When it came to “Abba,” the popular single Fried recorded with Ari Hill, and Ishay Ribo’s “Halev Sheli,” Fried felt that, in the spirit of the rest of the album, these songs needed Yiddish lyrics to round out the album’s heimishe feel (the original “Abba” has a Yiddish chorus, but Fried attached new Yiddish lyrics to the beginning as well). He penned the lyrics himself— a touch of chassidish warmth and mameh-lushen crossing genres to somehow meld Ribo’s Israeli soul music to Hershy Rottenberg’s Yiddish “Kadeish,” the selection that follows.

“I felt this disc was so warm, so hartzig, that it’s really an album of tefillos, and I found myself davening as much as singing,” Fried says. “Ishay’s ‘Halev Sheli’ is such a profound prayer for connection, but I thought, is it in the spirit of this album to sing it in Ivrit?” (The Yiddish words are like a peirush on the original — “Hashem, You have the key to unlock my heart.” It’s an explicit bakashah to Hakadosh Baruch Hu, just so there shouldn’t be any confusion. In the original, Hashem is alluded to poetically but not specifically mentioned.)

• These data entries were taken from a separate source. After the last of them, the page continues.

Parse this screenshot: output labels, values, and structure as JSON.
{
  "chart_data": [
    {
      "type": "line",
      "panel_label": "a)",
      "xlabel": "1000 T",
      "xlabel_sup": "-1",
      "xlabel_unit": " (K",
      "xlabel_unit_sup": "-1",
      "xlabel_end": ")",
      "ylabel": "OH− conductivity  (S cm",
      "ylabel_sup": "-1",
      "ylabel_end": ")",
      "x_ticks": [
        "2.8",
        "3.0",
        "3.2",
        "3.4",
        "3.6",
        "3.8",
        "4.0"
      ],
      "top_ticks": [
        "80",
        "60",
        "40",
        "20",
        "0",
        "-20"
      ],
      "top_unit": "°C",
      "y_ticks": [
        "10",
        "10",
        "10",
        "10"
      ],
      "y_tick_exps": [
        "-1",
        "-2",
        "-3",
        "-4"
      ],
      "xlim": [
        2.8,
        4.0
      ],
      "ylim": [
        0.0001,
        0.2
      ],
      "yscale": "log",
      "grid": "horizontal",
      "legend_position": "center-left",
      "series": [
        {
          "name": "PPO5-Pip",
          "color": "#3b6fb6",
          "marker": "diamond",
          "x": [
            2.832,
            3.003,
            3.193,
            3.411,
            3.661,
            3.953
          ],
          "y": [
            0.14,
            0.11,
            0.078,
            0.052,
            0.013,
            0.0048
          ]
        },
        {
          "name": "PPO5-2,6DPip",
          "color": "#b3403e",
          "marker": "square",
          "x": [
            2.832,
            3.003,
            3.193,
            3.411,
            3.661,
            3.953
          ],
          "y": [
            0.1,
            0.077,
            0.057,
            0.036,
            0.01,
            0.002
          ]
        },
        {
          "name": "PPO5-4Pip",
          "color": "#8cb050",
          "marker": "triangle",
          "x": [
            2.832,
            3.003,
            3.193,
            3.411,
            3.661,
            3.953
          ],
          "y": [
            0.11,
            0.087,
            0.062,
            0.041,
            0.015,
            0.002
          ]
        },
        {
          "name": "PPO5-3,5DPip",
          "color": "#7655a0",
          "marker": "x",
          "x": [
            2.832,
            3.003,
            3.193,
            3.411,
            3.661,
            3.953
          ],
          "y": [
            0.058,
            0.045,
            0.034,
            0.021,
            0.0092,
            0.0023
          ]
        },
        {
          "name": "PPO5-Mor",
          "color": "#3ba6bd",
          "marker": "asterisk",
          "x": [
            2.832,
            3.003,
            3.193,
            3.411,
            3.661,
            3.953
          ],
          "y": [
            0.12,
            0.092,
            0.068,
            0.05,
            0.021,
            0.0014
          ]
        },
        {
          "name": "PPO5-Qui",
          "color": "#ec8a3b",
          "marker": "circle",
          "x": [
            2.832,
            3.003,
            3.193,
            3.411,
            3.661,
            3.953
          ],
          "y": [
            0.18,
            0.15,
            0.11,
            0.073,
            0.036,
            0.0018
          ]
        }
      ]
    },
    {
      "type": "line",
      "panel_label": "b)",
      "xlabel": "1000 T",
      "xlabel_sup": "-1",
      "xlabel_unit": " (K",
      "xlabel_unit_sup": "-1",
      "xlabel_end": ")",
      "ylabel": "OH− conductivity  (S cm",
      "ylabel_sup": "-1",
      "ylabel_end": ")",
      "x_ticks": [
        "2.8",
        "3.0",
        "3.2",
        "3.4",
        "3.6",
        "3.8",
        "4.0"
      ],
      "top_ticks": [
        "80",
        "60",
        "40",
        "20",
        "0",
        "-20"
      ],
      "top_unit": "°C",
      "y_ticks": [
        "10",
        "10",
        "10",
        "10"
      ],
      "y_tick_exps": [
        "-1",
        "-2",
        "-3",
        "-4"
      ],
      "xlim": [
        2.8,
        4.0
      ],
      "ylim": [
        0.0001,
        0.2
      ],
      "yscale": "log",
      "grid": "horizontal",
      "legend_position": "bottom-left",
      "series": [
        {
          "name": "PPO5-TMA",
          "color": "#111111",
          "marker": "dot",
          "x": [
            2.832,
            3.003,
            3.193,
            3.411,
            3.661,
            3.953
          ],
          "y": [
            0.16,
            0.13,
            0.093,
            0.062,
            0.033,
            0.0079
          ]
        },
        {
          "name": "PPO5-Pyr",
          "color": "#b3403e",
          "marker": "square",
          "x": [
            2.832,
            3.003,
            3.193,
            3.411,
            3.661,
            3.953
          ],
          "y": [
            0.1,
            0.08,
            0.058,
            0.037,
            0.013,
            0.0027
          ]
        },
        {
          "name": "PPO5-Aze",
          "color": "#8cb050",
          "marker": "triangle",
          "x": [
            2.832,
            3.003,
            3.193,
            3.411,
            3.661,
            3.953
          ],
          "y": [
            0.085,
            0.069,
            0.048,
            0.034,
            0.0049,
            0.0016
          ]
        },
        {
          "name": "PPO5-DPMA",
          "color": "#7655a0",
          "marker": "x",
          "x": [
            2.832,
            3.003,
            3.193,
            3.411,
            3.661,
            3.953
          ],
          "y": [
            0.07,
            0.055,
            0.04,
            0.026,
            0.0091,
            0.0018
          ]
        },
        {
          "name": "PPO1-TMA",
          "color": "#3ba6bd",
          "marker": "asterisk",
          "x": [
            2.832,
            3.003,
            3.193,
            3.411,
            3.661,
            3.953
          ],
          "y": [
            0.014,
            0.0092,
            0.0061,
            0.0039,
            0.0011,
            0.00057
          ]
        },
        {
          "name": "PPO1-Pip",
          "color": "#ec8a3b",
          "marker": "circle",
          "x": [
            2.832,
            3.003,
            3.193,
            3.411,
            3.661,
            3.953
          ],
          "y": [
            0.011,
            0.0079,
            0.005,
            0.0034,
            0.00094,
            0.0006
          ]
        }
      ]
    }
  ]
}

In a sense, arranging a collection album is easier than writing music for fresh songs, but the challenge lies in the transitions, as the music has to segue smoothly between different songs and keys. In the expert hands of Yochi Briskman and Moshe Laufer, the music switches seamlessly between styles and keys, from songs like “Hein Babikah” to Baruch Levine’s “Shalom Rav,” all the while keeping the listener moving along the journey.

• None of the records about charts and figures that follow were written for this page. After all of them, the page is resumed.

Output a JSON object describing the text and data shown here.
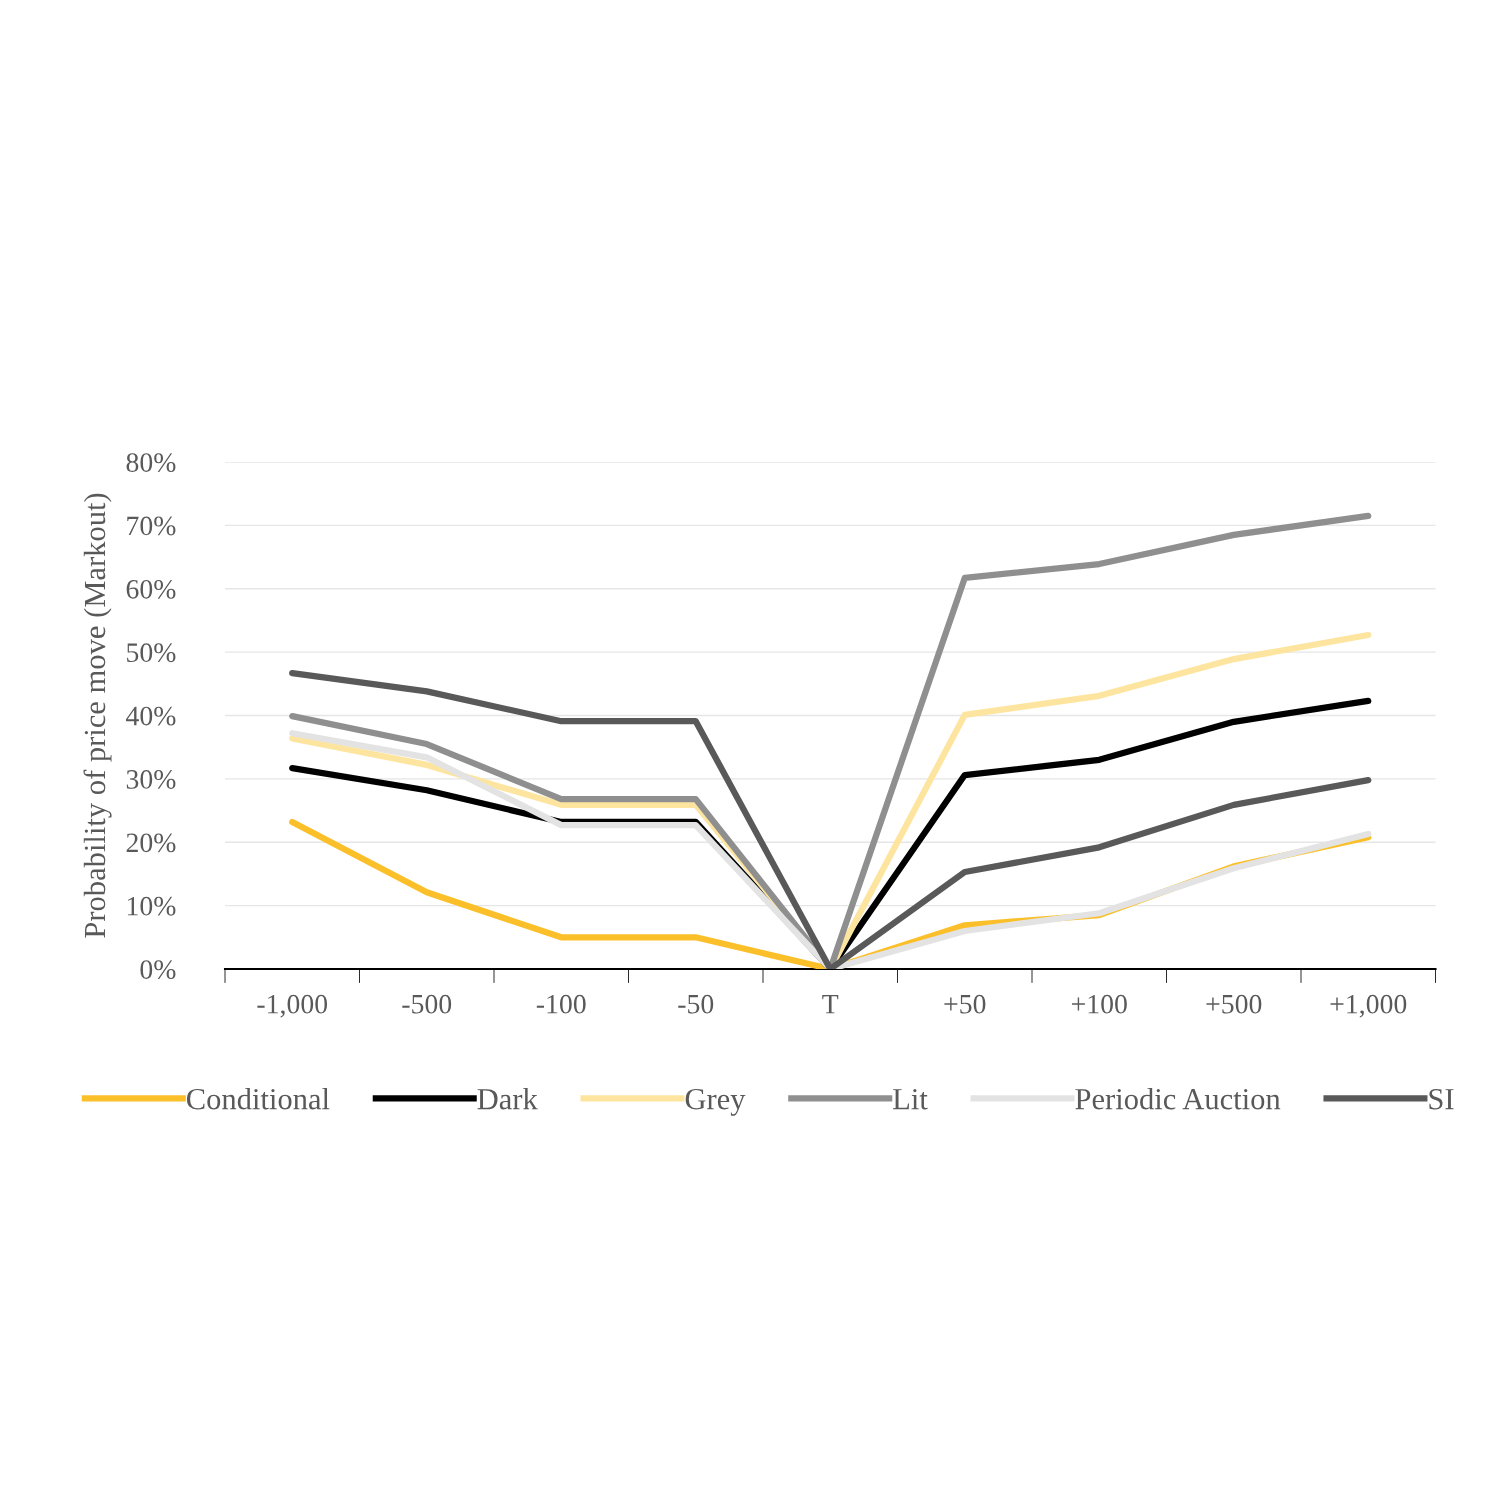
{
  "chart_data": {
    "type": "line",
    "ylabel": "Probability of price move (Markout)",
    "categories": [
      "-1,000",
      "-500",
      "-100",
      "-50",
      "T",
      "+50",
      "+100",
      "+500",
      "+1,000"
    ],
    "series": [
      {
        "name": "Conditional",
        "color": "#fbbf2a",
        "values": [
          23.2,
          12.1,
          5.0,
          5.0,
          0,
          6.9,
          8.5,
          16.2,
          20.8
        ]
      },
      {
        "name": "Dark",
        "color": "#000000",
        "values": [
          31.7,
          28.2,
          23.2,
          23.2,
          0,
          30.6,
          33.0,
          39.0,
          42.3
        ]
      },
      {
        "name": "Grey",
        "color": "#fde5a0",
        "values": [
          36.4,
          32.2,
          25.9,
          25.9,
          0,
          40.1,
          43.1,
          48.9,
          52.7
        ]
      },
      {
        "name": "Lit",
        "color": "#8f8f8f",
        "values": [
          39.9,
          35.5,
          26.8,
          26.8,
          0,
          61.7,
          63.9,
          68.5,
          71.5
        ]
      },
      {
        "name": "Periodic Auction",
        "color": "#e3e3e3",
        "values": [
          37.2,
          33.4,
          22.7,
          22.7,
          0,
          6.0,
          8.8,
          15.9,
          21.3
        ]
      },
      {
        "name": "SI",
        "color": "#595959",
        "values": [
          46.7,
          43.8,
          39.1,
          39.1,
          0,
          15.3,
          19.2,
          25.9,
          29.8
        ]
      }
    ],
    "ylim": [
      0,
      80
    ],
    "yticks": [
      {
        "value": 0,
        "label": "0%"
      },
      {
        "value": 10,
        "label": "10%"
      },
      {
        "value": 20,
        "label": "20%"
      },
      {
        "value": 30,
        "label": "30%"
      },
      {
        "value": 40,
        "label": "40%"
      },
      {
        "value": 50,
        "label": "50%"
      },
      {
        "value": 60,
        "label": "60%"
      },
      {
        "value": 70,
        "label": "70%"
      },
      {
        "value": 80,
        "label": "80%"
      }
    ],
    "grid": "y",
    "legend": "bottom",
    "marker": "none",
    "line_style": "solid"
  }
}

Fried has sung with Yochi Briskman’s orchestra at countless weddings over the years, but this is the first time they’ve collaborated on a CD. Moshe Laufer was the arranger of many early Fried albums, but it’s also been a while since they worked together, so there was a sense of newness to the project. But the real sense of that was anchored during the album’s final weeks. The last stages of the recording were done under COVID conditions, with Fried having to keep a safe distance from the engineer in a nearly empty, sterilized studio, faces masked until the mic was ready. “I always say thank you to the Ribbono shel Olam that I am able to be mesameiach Yidden,” says Fried, “but if I was able to give Yidden a bit of chizuk during this time, then I feel especially deep gratitude.”